Jakob tells the story of his photo series not only through a human, but also scientific lens:
“The Ethiopian highlands had experienced massive deforestation, forest and land degradation for a prolonged time. The expansion of eucalyptus farm woodlots marks a turning point in this ongoing process. Across scientific literature many positive effects such as securing rural people’s livelihoods, securing tenure rights, provision of fuel wood, combating environmental degradation, erosion control and less pressure on natural forests are named in favor of the establishment of such woodlots. One farmer we interviewed explained to us: ‘Eucalyptus is everything to us! We use it as fuel wood, built our fences and houses, make tools for the household and farming from it.’

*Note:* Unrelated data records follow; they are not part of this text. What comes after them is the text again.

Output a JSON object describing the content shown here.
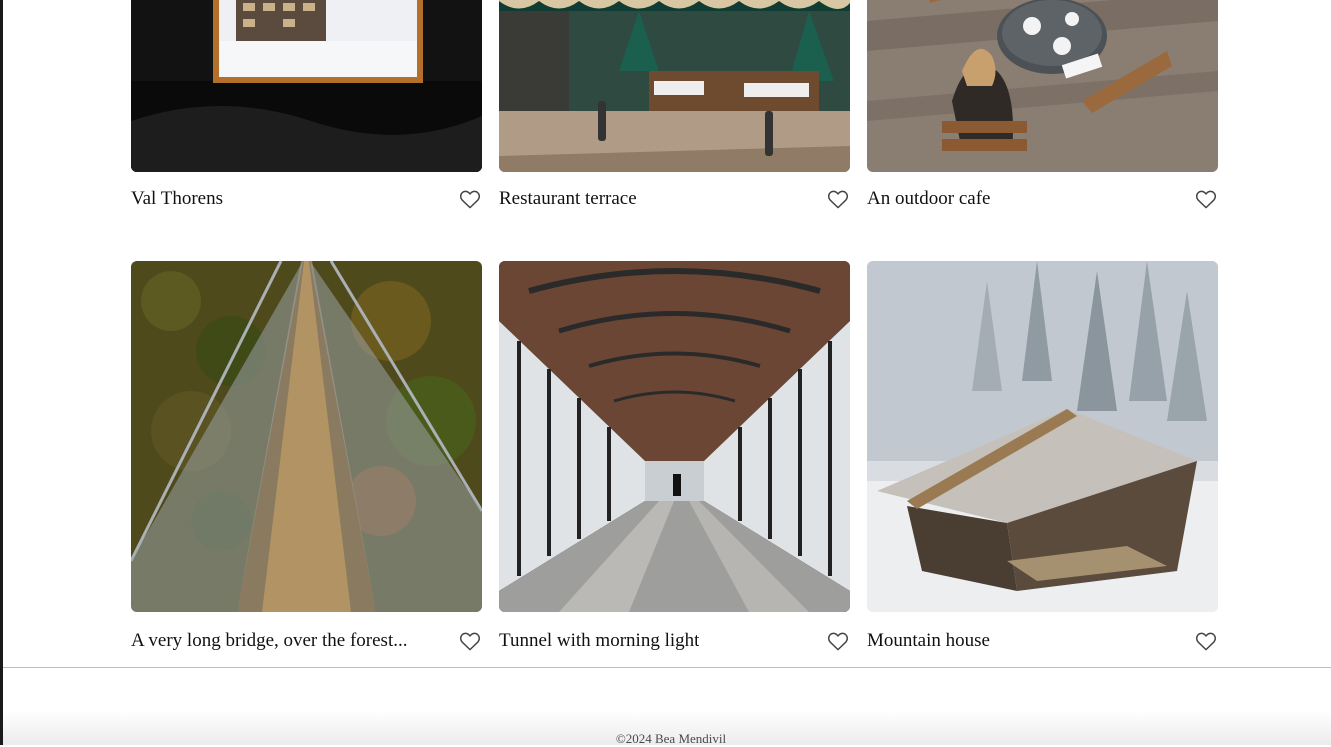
{
  "gallery": {
    "cards": [
      {
        "title": "Val Thorens",
        "image": "val-thorens-photo",
        "liked": false
      },
      {
        "title": "Restaurant terrace",
        "image": "restaurant-terrace-photo",
        "liked": false
      },
      {
        "title": "An outdoor cafe",
        "image": "outdoor-cafe-photo",
        "liked": false
      },
      {
        "title": "A very long bridge, over the forest...",
        "image": "long-bridge-photo",
        "liked": false
      },
      {
        "title": "Tunnel with morning light",
        "image": "tunnel-photo",
        "liked": false
      },
      {
        "title": "Mountain house",
        "image": "mountain-house-photo",
        "liked": false
      }
    ],
    "like_icon": "heart-outline-icon"
  },
  "footer": {
    "text": "©2024 Bea Mendivil"
  },
  "colors": {
    "text": "#111111",
    "icon": "#444444",
    "footer_text": "#4a4a4a",
    "divider": "#bdbdbd"
  }
}
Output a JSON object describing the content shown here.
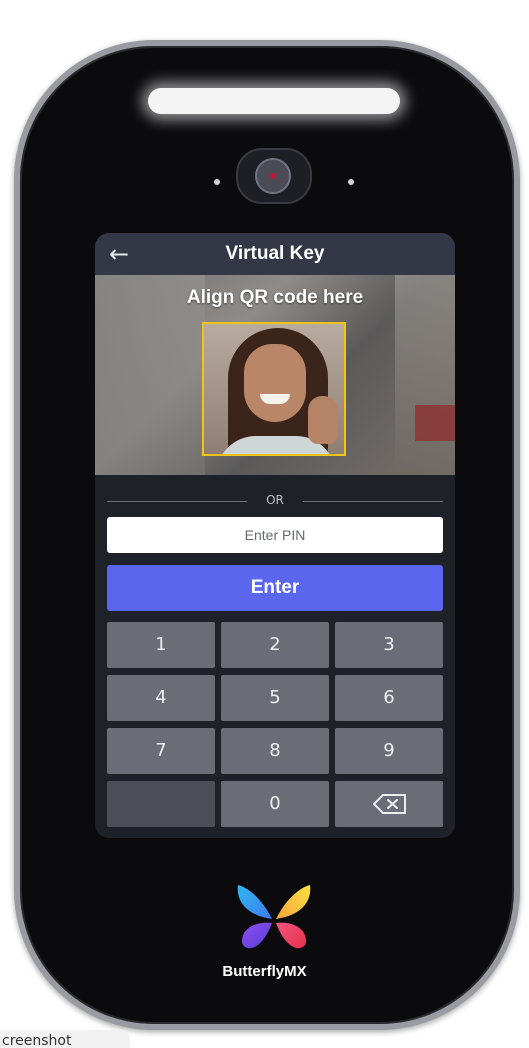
{
  "header": {
    "title": "Virtual Key",
    "back_icon": "arrow-left-icon"
  },
  "camera": {
    "instruction": "Align QR code here",
    "frame_color": "#f2c418"
  },
  "divider": {
    "text": "OR"
  },
  "pin": {
    "placeholder": "Enter PIN",
    "value": ""
  },
  "enter_button": {
    "label": "Enter",
    "color": "#5a66ee"
  },
  "keypad": {
    "keys": [
      "1",
      "2",
      "3",
      "4",
      "5",
      "6",
      "7",
      "8",
      "9",
      "",
      "0"
    ],
    "backspace_icon": "backspace-icon"
  },
  "brand": {
    "name": "ButterflyMX",
    "logo_icon": "butterfly-logo-icon"
  },
  "bottom_tab": {
    "label": "creenshot"
  }
}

Besides the positive impacts of eucalyptus for people and improving degraded landscapes its planting also leads to conflict among farmers. Eucalyptus is a water competitor for agricultural crops and has negative effects on crop yield if planted in close proximity due to its allelopathic traits. Eucalyptus planting has repeatedly led to conflict between neighboring farmers if crops were effected.”
Jakob has been linked with the Chair of Tropical Forestry since 2015 when he worked as a student assistant in the Welcome to Africa project (BMBF, 2012 – 2015) and supported the organization and running of a summer school with students and staff from four East African countries. In 2016, he conducted his BSc research in within the Chair’s project CHAINS (CHAnces IN Sustainability – promoting natural resource based product chains in East Africa, BMBF, 2013 – 2015).